The notion of her actually growing a human being inside her body made me feel a sliver of envy. Our bodies were truly miracles of science. But also knowing firsthand how childbirth could make a completely sane woman do unspeakable things made the envious desire flee with its ass on fire. I swallowed the terrible memories of my youth, barely hiding the crack in my voice. “Is that what you’ve finally decided to name him? I thought Brett hated that idea.”

Sarah shrugged, making a right hand turn at the stoplight. “He does but until he comes up with a better suggestion, I’m calling him Junior. It really pisses him off when I call him Doctor Junior. He says our boy should be his own unique person and not be forced to follow in his father’s footsteps, not that he didn’t follow his own father into dentistry.”

For some reason I thought about Officer Trent, Adam, wondering if his children were following in their father’s footsteps, playing cops and robbers all over the house.

Did Officer Hottie have a wedding ring on? Surely by now some prissy Barbie doll model has gotten her hooks into someone as gorgeous as him. Did he? I can’t remember. Wait, he was wearing gloves. That’s right, black leather gloves. Leather gloves that would probably feel like sinful heaven gliding over my skin. Was he wearing them when he followed me home? Shit, why can’t I remember? Oh yeah, I was mad. Pissed off, actually.

I knew I should really be paying attention to Sarah’s ramblings about her husband’s child-rearing philosophies, but the neglected horny girl who lives in my head and hadn’t been laid in a very long time was fighting me for topics to concentrate on.

I wondered how Adam’s wife would feel about him lending his sweatshirt to some random woman he almost arrested.

If he were my husband, I’d probably be jealous about that. I should have kept it. It smelled wonderful—like man and manly body wash and several other flavors I’d like to roll my tongue over. But thoughts of having his integrity relentlessly questioned by an irate woman made me accept the fact that I made the right decision to give it back. He didn’t deserve that.

As we waited for the light to change, a police car with the telltale blue and yellow-gold stripes of Philly’s finest pulled up next to us, preparing to turn right.

Just being this close to a cop made me squirm down in my seat. Visions of being handcuffed, tossed in some god-forsaken hellhole to do time with other hardened criminals, half of which passed through our ER on their way to purgatory, sent shivers through me.

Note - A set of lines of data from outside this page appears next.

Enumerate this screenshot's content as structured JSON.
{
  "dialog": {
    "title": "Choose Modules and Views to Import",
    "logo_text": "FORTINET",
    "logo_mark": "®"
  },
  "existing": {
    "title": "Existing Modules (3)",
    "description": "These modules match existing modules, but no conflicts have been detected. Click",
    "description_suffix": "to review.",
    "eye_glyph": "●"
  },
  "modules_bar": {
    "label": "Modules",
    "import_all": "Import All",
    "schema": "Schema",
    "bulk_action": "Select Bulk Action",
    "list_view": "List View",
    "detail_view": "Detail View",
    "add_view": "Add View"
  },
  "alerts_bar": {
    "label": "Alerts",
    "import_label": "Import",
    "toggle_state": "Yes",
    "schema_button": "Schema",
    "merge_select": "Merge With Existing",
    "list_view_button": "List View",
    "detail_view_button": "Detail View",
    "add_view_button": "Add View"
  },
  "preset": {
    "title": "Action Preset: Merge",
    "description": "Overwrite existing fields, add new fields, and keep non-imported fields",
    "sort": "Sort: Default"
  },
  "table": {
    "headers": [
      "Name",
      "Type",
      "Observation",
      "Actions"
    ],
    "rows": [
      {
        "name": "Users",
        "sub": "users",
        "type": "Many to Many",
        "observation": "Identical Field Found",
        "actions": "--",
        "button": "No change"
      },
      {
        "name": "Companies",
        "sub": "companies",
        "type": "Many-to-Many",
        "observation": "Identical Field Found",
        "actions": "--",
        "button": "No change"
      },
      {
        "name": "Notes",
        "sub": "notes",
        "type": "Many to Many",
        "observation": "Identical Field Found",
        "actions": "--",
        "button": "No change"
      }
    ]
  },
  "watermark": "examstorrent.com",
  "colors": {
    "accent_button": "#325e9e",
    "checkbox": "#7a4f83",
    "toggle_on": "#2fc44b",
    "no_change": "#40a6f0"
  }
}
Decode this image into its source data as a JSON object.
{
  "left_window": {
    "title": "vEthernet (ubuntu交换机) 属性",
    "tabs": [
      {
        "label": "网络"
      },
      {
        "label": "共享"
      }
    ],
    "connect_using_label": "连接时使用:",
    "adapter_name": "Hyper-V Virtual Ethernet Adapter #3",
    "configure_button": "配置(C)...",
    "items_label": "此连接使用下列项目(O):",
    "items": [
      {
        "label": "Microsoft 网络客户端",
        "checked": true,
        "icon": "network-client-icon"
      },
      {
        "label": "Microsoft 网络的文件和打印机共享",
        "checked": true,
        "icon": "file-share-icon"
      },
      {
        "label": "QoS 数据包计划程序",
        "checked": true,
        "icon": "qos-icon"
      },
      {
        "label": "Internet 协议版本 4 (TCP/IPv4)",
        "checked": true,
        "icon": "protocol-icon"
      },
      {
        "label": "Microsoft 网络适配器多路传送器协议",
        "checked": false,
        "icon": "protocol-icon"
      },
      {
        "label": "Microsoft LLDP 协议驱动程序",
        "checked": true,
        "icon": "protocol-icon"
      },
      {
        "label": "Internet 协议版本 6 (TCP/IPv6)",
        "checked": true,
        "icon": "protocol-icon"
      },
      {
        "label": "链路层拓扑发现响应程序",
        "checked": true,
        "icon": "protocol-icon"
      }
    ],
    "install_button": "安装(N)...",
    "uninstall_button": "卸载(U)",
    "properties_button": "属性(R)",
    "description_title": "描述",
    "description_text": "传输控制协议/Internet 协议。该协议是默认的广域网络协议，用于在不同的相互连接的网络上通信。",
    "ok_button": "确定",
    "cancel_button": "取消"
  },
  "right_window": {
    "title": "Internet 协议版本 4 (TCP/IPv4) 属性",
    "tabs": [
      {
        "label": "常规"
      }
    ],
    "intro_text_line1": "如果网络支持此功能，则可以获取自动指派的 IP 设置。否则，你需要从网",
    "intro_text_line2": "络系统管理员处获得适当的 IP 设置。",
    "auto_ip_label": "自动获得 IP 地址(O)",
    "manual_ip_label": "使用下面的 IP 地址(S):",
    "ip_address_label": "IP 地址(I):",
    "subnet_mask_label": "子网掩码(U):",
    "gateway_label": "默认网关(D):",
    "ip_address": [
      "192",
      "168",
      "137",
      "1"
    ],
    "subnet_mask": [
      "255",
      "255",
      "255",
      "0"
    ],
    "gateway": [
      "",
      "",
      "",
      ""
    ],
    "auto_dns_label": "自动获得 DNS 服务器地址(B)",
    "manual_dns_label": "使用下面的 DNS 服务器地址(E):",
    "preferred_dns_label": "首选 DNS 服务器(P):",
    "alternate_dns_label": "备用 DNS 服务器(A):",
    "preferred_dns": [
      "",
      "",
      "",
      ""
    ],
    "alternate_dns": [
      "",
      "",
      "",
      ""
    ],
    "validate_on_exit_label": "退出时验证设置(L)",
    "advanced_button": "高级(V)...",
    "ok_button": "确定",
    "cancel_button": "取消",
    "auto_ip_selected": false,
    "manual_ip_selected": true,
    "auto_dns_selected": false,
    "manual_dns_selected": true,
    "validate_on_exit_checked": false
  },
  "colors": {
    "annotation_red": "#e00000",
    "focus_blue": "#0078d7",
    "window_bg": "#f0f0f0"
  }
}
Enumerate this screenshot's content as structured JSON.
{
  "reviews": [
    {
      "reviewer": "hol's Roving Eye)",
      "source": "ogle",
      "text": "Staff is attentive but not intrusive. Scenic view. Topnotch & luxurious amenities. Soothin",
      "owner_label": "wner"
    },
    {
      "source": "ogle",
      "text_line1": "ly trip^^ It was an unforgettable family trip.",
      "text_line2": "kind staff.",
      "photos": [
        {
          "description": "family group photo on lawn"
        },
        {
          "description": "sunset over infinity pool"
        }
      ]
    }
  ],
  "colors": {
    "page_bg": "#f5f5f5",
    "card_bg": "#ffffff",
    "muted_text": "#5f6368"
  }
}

I should have gone earlier to get a new license plate. I could have called a taxi. I knew Jen was working twelve to midnight from her text this morning and Sarah, she was on the go so much at the hospital I hated taking away from the time she needed to rest. I could only imagine how much being pregnant takes out of you.

No. I made the right decision. She needed to rest and I needed to spend the late afternoon scouring the local news websites on my computer to see if my almost arrest made print rather than sleeping.